Given that GPT-4V is expensive and slow relative to GPT-3.5 or open source models, it can often be helpful to separate out the vision side of the task and then use regular LLMs for follow on tasks using the results of the vision prompt. For example, in processing video, you can process every second image in a sequence by asking it to describe what’s happening, but then use those descriptions to do further analysis with cheaper and faster LLMs who only see the text.
Long Context Windows
GPT-4V can handle up to 128,000 tokens, which we found could handle about 30 images alongside the rest of our prompt. Anthropic’s Claude can do 200,000 tokens, but is limited artificially to a maximum of five images at a time. With Google’s Gemini 1.5 model being able to handle up to 1 million tokens, as well as video (done internally by splitting them into one frame for every second), you can insert whole movies, series, or books into the prompt and get out structured data.

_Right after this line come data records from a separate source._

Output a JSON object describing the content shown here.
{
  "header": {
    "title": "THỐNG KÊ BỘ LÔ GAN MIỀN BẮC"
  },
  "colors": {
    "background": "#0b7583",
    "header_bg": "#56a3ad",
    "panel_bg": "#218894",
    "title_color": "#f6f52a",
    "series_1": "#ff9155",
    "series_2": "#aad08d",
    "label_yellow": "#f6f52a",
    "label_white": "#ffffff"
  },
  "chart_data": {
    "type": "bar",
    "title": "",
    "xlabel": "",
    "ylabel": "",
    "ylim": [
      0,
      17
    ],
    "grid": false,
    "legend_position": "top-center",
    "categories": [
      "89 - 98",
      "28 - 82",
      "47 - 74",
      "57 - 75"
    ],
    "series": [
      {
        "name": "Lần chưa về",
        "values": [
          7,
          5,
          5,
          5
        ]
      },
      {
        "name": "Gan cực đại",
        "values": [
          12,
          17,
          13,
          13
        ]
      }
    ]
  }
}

https://x.com/DynamicWebPaige/status/1763834266696495243?s=20
Nobody knows all of the implications of this yet, but we know from Tesla’s work in self-driving cars that vision is the primary input that matters. Their application of their self-driving code to create humanoid robots shows that having a system that can reason over visual data opens up a world of possibilities for integrating AI into our everyday lives, in ways more useful and natural than typing to a chatbot. Vision data is also likely to be far more valuable than text data for companies that collect it: afterall, a picture says 1,000 words! Yann LeCun makes the point that a 4-year-old child has seen 50 times more data than the biggest LLMs, given how much data is passed along our optical nerve fibers. Whatever happens in LLMs, vision is likely to play a large role, and it’s worth learning how to interact with these models now.